Church of St. John of St. Paul
Rev. Thomas F. Gleeson
Third Pastor 1894 -- 1929
Rev. Thomas F. Gleeson

The third pastor of St. John’s, Rev. Thomas F. Gleeson, came from Northfield to the post which he was to hold for thirty-five years. It was at this time, in September 1894, that the first assistant, Rev. Edward T. Lee, came to St. John’s. 

Father Gleeson found in his new charge a church, a rectory and a new school, but along with these, a heavy indebtedness. The dry bones of the minutes of the corporation meetings take on living flesh when we consider the heroic way in which the little parish of some 300 families held its own during a series of trying years, and emerged, before the death of Father Gleeson in 1929, with a new church and a new rectory. 

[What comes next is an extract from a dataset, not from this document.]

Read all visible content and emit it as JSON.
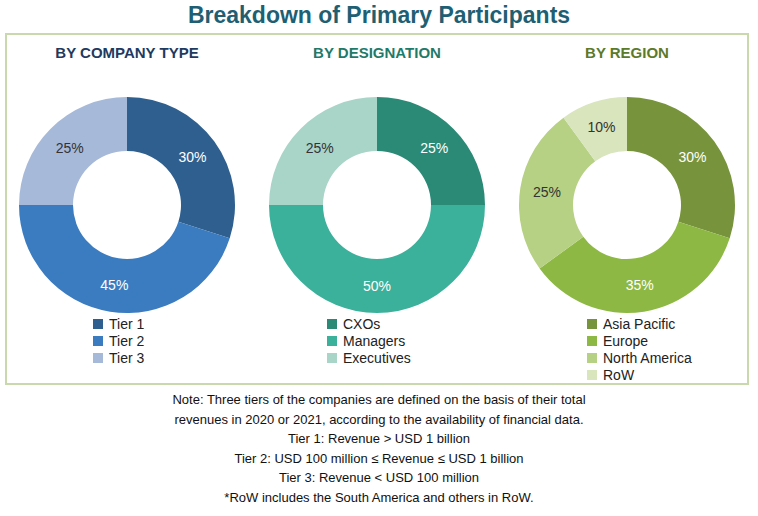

In 1913 Father Gleeson celebrated his silver jubilee.  On June 26 of that year, Right Rev. John J. Lawler auxiliary bishop of the diocese, and seventy-five priests gathered in the church for the solemn high mass, celebrated by the jubiliarian.

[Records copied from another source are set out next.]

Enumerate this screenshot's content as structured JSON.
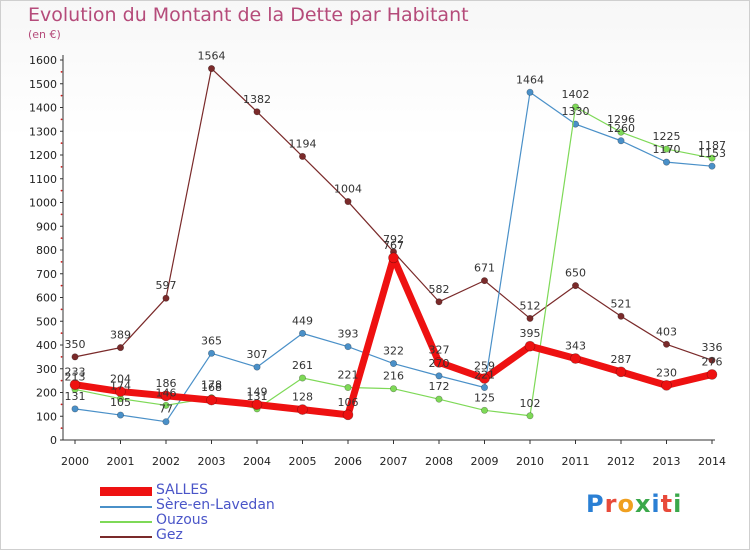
{
  "header": {
    "title": "Evolution du Montant de la Dette par Habitant",
    "subtitle": "(en €)"
  },
  "logo": {
    "text": "Proxiti"
  },
  "chart_data": {
    "type": "line",
    "title": "Evolution du Montant de la Dette par Habitant",
    "subtitle": "(en €)",
    "x": [
      "2000",
      "2001",
      "2002",
      "2003",
      "2004",
      "2005",
      "2006",
      "2007",
      "2008",
      "2009",
      "2010",
      "2011",
      "2012",
      "2013",
      "2014"
    ],
    "yticks": [
      0,
      100,
      200,
      300,
      400,
      500,
      600,
      700,
      800,
      900,
      1000,
      1100,
      1200,
      1300,
      1400,
      1500,
      1600
    ],
    "ylim": [
      0,
      1600
    ],
    "grid": false,
    "legend": "bottom-left",
    "series": [
      {
        "name": "Gez",
        "color": "#7a2a2a",
        "values": [
          350,
          389,
          597,
          1564,
          1382,
          1194,
          1004,
          792,
          582,
          671,
          512,
          650,
          521,
          403,
          336
        ]
      },
      {
        "name": "Sère-en-Lavedan",
        "color": "#4a90c8",
        "values": [
          131,
          105,
          77,
          365,
          307,
          449,
          393,
          322,
          270,
          221,
          1464,
          1330,
          1260,
          1170,
          1153
        ]
      },
      {
        "name": "Ouzous",
        "color": "#7ed957",
        "values": [
          213,
          174,
          146,
          178,
          131,
          261,
          221,
          216,
          172,
          125,
          102,
          1402,
          1296,
          1225,
          1187
        ]
      },
      {
        "name": "SALLES",
        "color": "#ee1111",
        "values": [
          233,
          204,
          186,
          168,
          149,
          128,
          106,
          767,
          327,
          259,
          395,
          343,
          287,
          230,
          276
        ]
      }
    ],
    "data_labels": {
      "Gez": [
        "350",
        "389",
        "597",
        "1564",
        "1382",
        "1194",
        "1004",
        "792",
        "582",
        "671",
        "512",
        "650",
        "521",
        "403",
        "336"
      ],
      "Sère-en-Lavedan": [
        "131",
        "105",
        "77",
        "365",
        "307",
        "449",
        "393",
        "322",
        "270",
        "221",
        "1464",
        "1330",
        "1260",
        "1170",
        "1153"
      ],
      "Ouzous": [
        "213",
        "174",
        "146",
        "178",
        "131",
        "261",
        "221",
        "216",
        "172",
        "125",
        "102",
        "1402",
        "1296",
        "1225",
        "1187"
      ],
      "SALLES": [
        "233",
        "204",
        "186",
        "168",
        "149",
        "128",
        "106",
        "767",
        "327",
        "259",
        "395",
        "343",
        "287",
        "230",
        "276"
      ]
    }
  },
  "legend": {
    "items": [
      {
        "label": "SALLES",
        "color": "#ee1111"
      },
      {
        "label": "Sère-en-Lavedan",
        "color": "#4a90c8"
      },
      {
        "label": "Ouzous",
        "color": "#7ed957"
      },
      {
        "label": "Gez",
        "color": "#7a2a2a"
      }
    ]
  }
}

Mayor H. P. Keller, representing the City of St. Paul; Daniel Lawler, the Knights of Columbus; T. J. Doyle, the Ancient Order of Hibernians; and J. A. Seeger, the Dayton’s Bluff Commercial Club, were the principal speakers at a celebration held on June 30 in the Odd Fellows’ Hall, at Reaney and Forest streets, in recognition of the work done by Father Gleeson for the church and community. At this gathering "Father Tom," as he was affectionately called, was presented with a purse by the members of the congregation in a spirit of gratitude for the work he had done in his nineteen years among them. 

The first meeting to discuss the erection of a new church took place in 1919. The entire sum of $125,000 necessary was pledged within the parish itself.  On Easter Sunday, March 25, 1923, the parishioners attended their first solemn service in the new brick and Bedford stone building in modem Gothic style.  The new church might have well been the cause of pardonable pride on the part of Father Gleeson. 

The new church was, however, only one step in the development of the parish property.  A twenty-one room brick parish house was completed in September of 1927, at a cost of $19,500, and on December 19.

Father Gleeson lived for only two years in his new home, and died after a short illness on March 3, 1929. As his successor, Rev. James E. Doyle, pointed out in his first year book, Father Gleeson "had St. John’s in mind and heart even to the last. The bulk of his modest estate will come to the parish he served so long and so faithfully."